1. You don't appear to have researched this issue thoroughly.
The Jefferson search wasn't thrown out on garden variety 4th Amendment grounds. The FBI had a search warrant properly executed on probable cause. The search, instead, was held illegal based on the "speech and debate" clause, which bestows privilege on the legislative papers of Congressmen. Some of the papers seized from Jefferson's office were held to be legislative materials improperly seized by executive agents (i.e. the FBI). That was the source of the ruling.
First, this has little to do with "freedom" and everything to do with separation of powers. The court did not hold that Jefferson's constitutional rights were violated. Instead, they held that the search constituted an abuse of executive authority committed against the legislative branch.
Secondly, this has nothing to do with overzealous FBI agents. To my knowledge, these issues have NEVER been ruled on before by ANY appeals court.
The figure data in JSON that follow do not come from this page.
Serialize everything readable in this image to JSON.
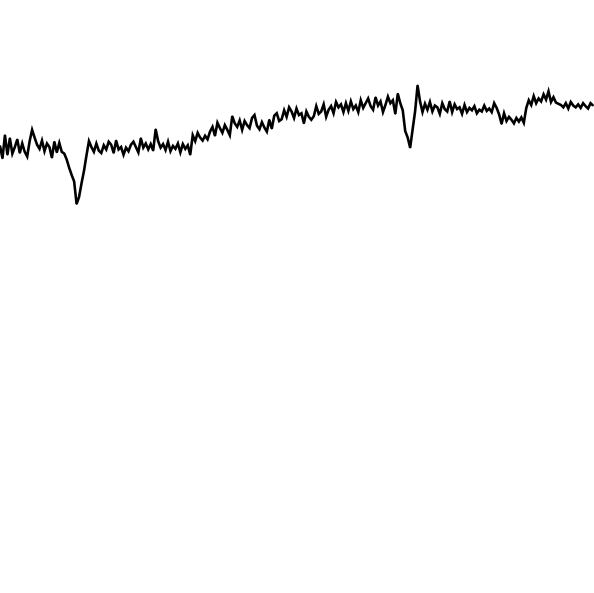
{
  "chart_data": {
    "type": "line",
    "title": "",
    "xlabel": "",
    "ylabel": "",
    "grid": false,
    "legend": "none",
    "axes_visible": false,
    "line_color": "#000000",
    "background_color": "#ffffff",
    "ylim": [
      0,
      1
    ],
    "series": [
      {
        "values": [
          0.754,
          0.733,
          0.772,
          0.739,
          0.767,
          0.741,
          0.752,
          0.765,
          0.742,
          0.758,
          0.744,
          0.736,
          0.762,
          0.781,
          0.768,
          0.756,
          0.749,
          0.763,
          0.745,
          0.758,
          0.752,
          0.734,
          0.761,
          0.743,
          0.759,
          0.744,
          0.741,
          0.731,
          0.717,
          0.705,
          0.694,
          0.656,
          0.668,
          0.691,
          0.712,
          0.738,
          0.762,
          0.752,
          0.744,
          0.758,
          0.746,
          0.742,
          0.755,
          0.748,
          0.761,
          0.756,
          0.742,
          0.763,
          0.748,
          0.752,
          0.739,
          0.751,
          0.745,
          0.756,
          0.761,
          0.752,
          0.743,
          0.767,
          0.751,
          0.758,
          0.748,
          0.757,
          0.746,
          0.782,
          0.762,
          0.751,
          0.757,
          0.747,
          0.761,
          0.745,
          0.754,
          0.749,
          0.758,
          0.743,
          0.757,
          0.749,
          0.755,
          0.739,
          0.772,
          0.762,
          0.776,
          0.768,
          0.763,
          0.771,
          0.765,
          0.778,
          0.786,
          0.771,
          0.793,
          0.784,
          0.776,
          0.789,
          0.781,
          0.772,
          0.804,
          0.792,
          0.786,
          0.797,
          0.781,
          0.796,
          0.789,
          0.784,
          0.801,
          0.806,
          0.788,
          0.782,
          0.794,
          0.785,
          0.778,
          0.798,
          0.783,
          0.805,
          0.809,
          0.796,
          0.799,
          0.814,
          0.803,
          0.819,
          0.812,
          0.801,
          0.817,
          0.806,
          0.809,
          0.792,
          0.812,
          0.803,
          0.798,
          0.804,
          0.821,
          0.808,
          0.812,
          0.824,
          0.803,
          0.815,
          0.821,
          0.809,
          0.828,
          0.819,
          0.824,
          0.811,
          0.826,
          0.813,
          0.829,
          0.816,
          0.822,
          0.811,
          0.831,
          0.818,
          0.826,
          0.834,
          0.821,
          0.815,
          0.836,
          0.822,
          0.829,
          0.811,
          0.823,
          0.837,
          0.826,
          0.831,
          0.808,
          0.842,
          0.826,
          0.814,
          0.779,
          0.768,
          0.751,
          0.782,
          0.812,
          0.856,
          0.829,
          0.811,
          0.825,
          0.815,
          0.828,
          0.812,
          0.822,
          0.819,
          0.808,
          0.826,
          0.816,
          0.812,
          0.829,
          0.811,
          0.824,
          0.816,
          0.819,
          0.808,
          0.823,
          0.811,
          0.818,
          0.814,
          0.821,
          0.809,
          0.815,
          0.812,
          0.822,
          0.813,
          0.817,
          0.811,
          0.826,
          0.818,
          0.807,
          0.791,
          0.809,
          0.796,
          0.803,
          0.798,
          0.792,
          0.801,
          0.795,
          0.802,
          0.793,
          0.818,
          0.831,
          0.823,
          0.838,
          0.826,
          0.834,
          0.829,
          0.841,
          0.832,
          0.846,
          0.828,
          0.836,
          0.827,
          0.825,
          0.823,
          0.819,
          0.826,
          0.817,
          0.828,
          0.822,
          0.819,
          0.824,
          0.818,
          0.826,
          0.821,
          0.817,
          0.826,
          0.822
        ]
      }
    ]
  }
}
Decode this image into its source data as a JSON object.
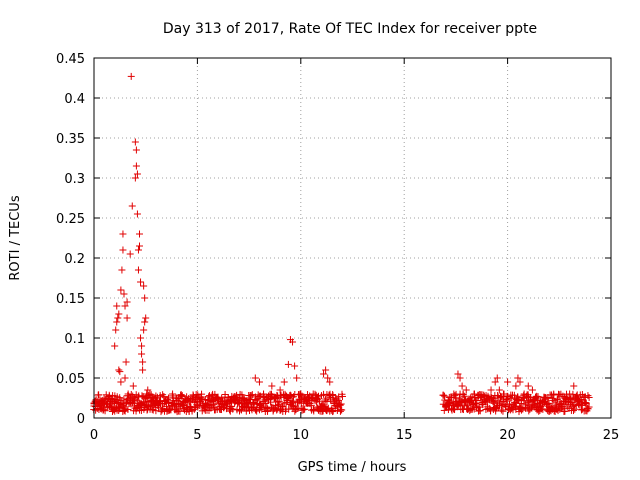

They are so far removed from the ordinary concerns of FBI investigators as to be irrelevant. Being novel, these legal issues had no clear resolution at the time of the search. As a result, there has never, ever been a ruling on the applicability of the exclusionary rule to a search thrown out due to the speech and debate clause. Again, this is new territory. The search could be held illegal but, since no constitutional rights were violated, a court could easily find it inappropriate to invoke the exclusionary rule.
Besides, only the D.C. Circuit has ruled on this. It's likely headed for the Supreme Court, and they may disagree.
As for the suggestion that Jefferson was "singled out" because he's black, that's just plain ridiculous. There are countless white Congressmen who are and have been the subject of investigations for corruption. In any event, the investigation of Jefferson started back in 2005 when an investor in an African tech project (one which had been boosted by Jefferson) went to the FBI and claimed they had been defrauded. As the investigation proceeded, evidence started to implicate Jefferson. If there's a racist motive anywhere in that narrative, I'd love to hear it. Otherwise it just sounds like paranoid race-baiting.